Cell communication occurs through two main mechanisms. One involves cell contact through surface molecules and the other is through the secretion of soluble mediators mainly growth factors, peptides and cytokines. These soluble mediators are strong modifiers of cell responses and have important roles in immune-mediated processes and control cell growth, proliferation and differentiation. They are therefore potentially important therapeutic agents. However, when used as therapeutics they have many limitations because they have short half-lives and many cells in the body can respond as they express the relevant receptors; this leads to strong unwanted side effects. Stealthyx technology resolves all these limitations by increasing half-life and only target, delivery, and release to sites of disease. The technology is based on the production of a fusion protein between the precursor region of transforming growth factor (TGF) β that forms a shell-like structure around the therapeutic agent and is linked via a metalloproteinase cleavable site. Metalloproteinases are increased in most pathological processes including tissue destruction and remodelling in arthritis, autoimmune conditions, inflammation, cancer and tissue repair and regeneration. Stealthyx technology enables specific delivery and release at sites of disease reducing side effects and allowing lower doses of the active drug.
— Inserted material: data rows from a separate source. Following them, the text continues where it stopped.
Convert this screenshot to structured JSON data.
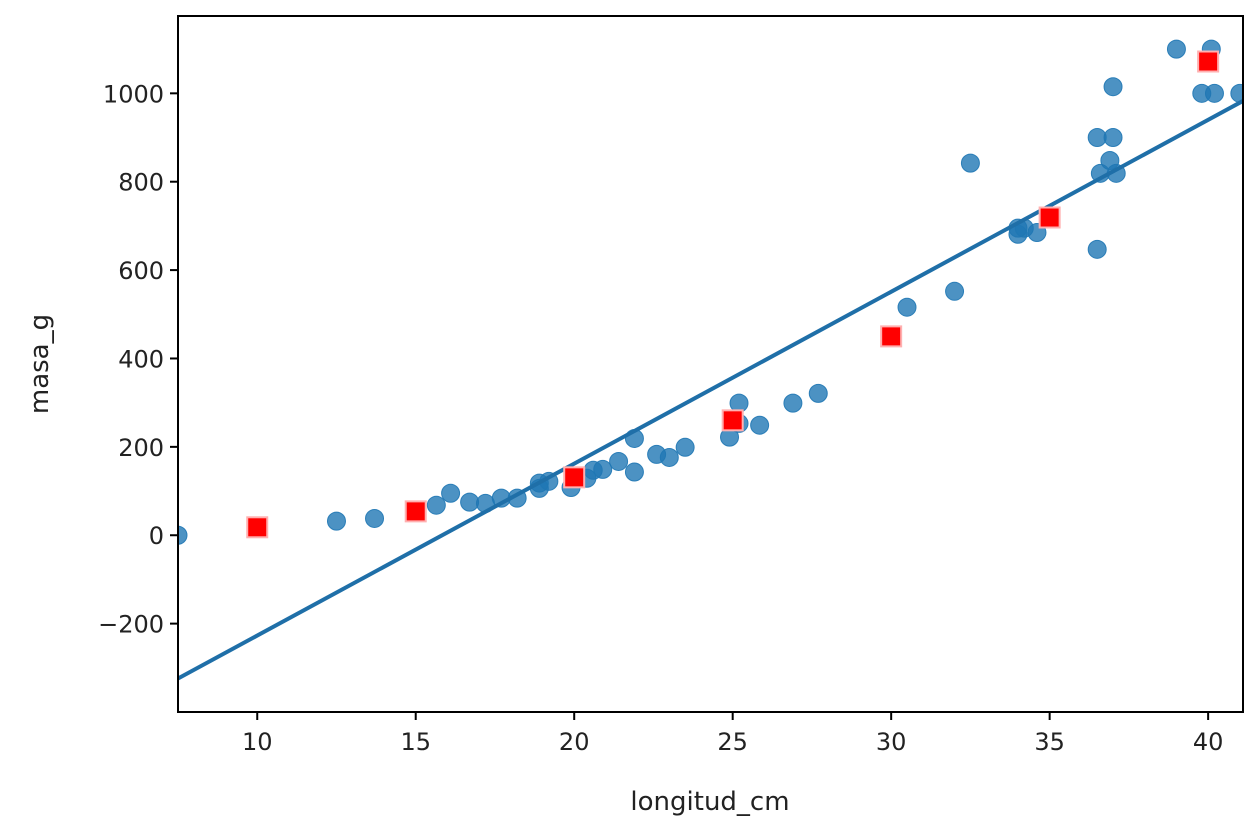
{
  "chart_data": {
    "type": "scatter",
    "title": "",
    "xlabel": "longitud_cm",
    "ylabel": "masa_g",
    "xlim": [
      7.5,
      41.1
    ],
    "ylim": [
      -400,
      1175
    ],
    "xticks": [
      10,
      15,
      20,
      25,
      30,
      35,
      40
    ],
    "yticks": [
      -200,
      0,
      200,
      400,
      600,
      800,
      1000
    ],
    "grid": false,
    "colors": {
      "points": "#1f77b4",
      "line": "#1f6fa8",
      "predictions": "#ff0000"
    },
    "series": [
      {
        "kind": "scatter",
        "marker": "circle",
        "x": [
          7.5,
          12.5,
          13.7,
          15.65,
          16.1,
          16.7,
          17.2,
          17.7,
          18.2,
          18.9,
          18.9,
          19.2,
          19.9,
          20.4,
          20.6,
          20.9,
          21.4,
          21.9,
          21.9,
          22.6,
          23.0,
          23.5,
          24.9,
          25.2,
          25.2,
          25.85,
          26.9,
          27.7,
          30.5,
          32.0,
          32.5,
          34.0,
          34.0,
          34.2,
          34.6,
          36.5,
          36.5,
          37.0,
          36.6,
          36.9,
          37.1,
          37.0,
          39.0,
          39.8,
          40.2,
          40.1,
          41.0
        ],
        "y": [
          0,
          32,
          38,
          68,
          95,
          75,
          72,
          84,
          84,
          118,
          106,
          122,
          108,
          129,
          147,
          149,
          167,
          219,
          143,
          183,
          176,
          199,
          222,
          299,
          253,
          249,
          299,
          321,
          516,
          552,
          842,
          681,
          695,
          695,
          685,
          647,
          900,
          900,
          819,
          848,
          819,
          1015,
          1100,
          1000,
          1000,
          1100,
          1000
        ]
      },
      {
        "kind": "line",
        "slope": 38.9,
        "intercept": -616,
        "x_range": [
          7.5,
          41.1
        ]
      },
      {
        "kind": "scatter",
        "marker": "square",
        "x": [
          10,
          15,
          20,
          25,
          30,
          35,
          40
        ],
        "y": [
          18,
          54,
          131,
          260,
          450,
          719,
          1072
        ]
      }
    ]
  }
}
- First description of the technology and its efficacy at treatment of a rheumatoid arthritis model (2003). This work established that the extended half-life of the therapeutic agent was longer than pegylation; showed that our fusion protein containing a matrix metalloproteinase cleavage site was cleaved by synovial fluids from patients with rheumatoid arthritis and osteoarthritis and by cerebral spinal fluid of patients with multiple sclerosis and meningitis but not by their serum indicating that drug release is possible at sites of disease in vivo;
- Developed an aggrecanase-specific cleavage site (2007).
- Showed proof of principle that the platform delivery technology can be used for cytokines, small peptides and drugs that cross membranes using peptide translocating domains. (2012-2015).
- Demonstrated drug delivery was at sites of disease in vivo, was dose dependent and the presence of a cleavage site was essential for therapeutic efficacy (2014).
- Established, by measuring biomarkers, that our delivery technology has much lower systemic side effects (2014).
In 2016 we signed a research collaboration agreement with GSK to develop a LAP fused compound for potential use in autoimmunity and transplantation
Proof of principle with cytokines and short immunomodulatory peptides has been demonstrated in models of arthritis, peritonitis, cancer, multiple sclerosis, atherosclerosis and graft versus host disease. Additional potential applications include viral infections, regenerative medicine, delivery of antibody fragments and other anti-cytokine therapeutics. The delivery of siRNA and small synthetic drugs is also feasible.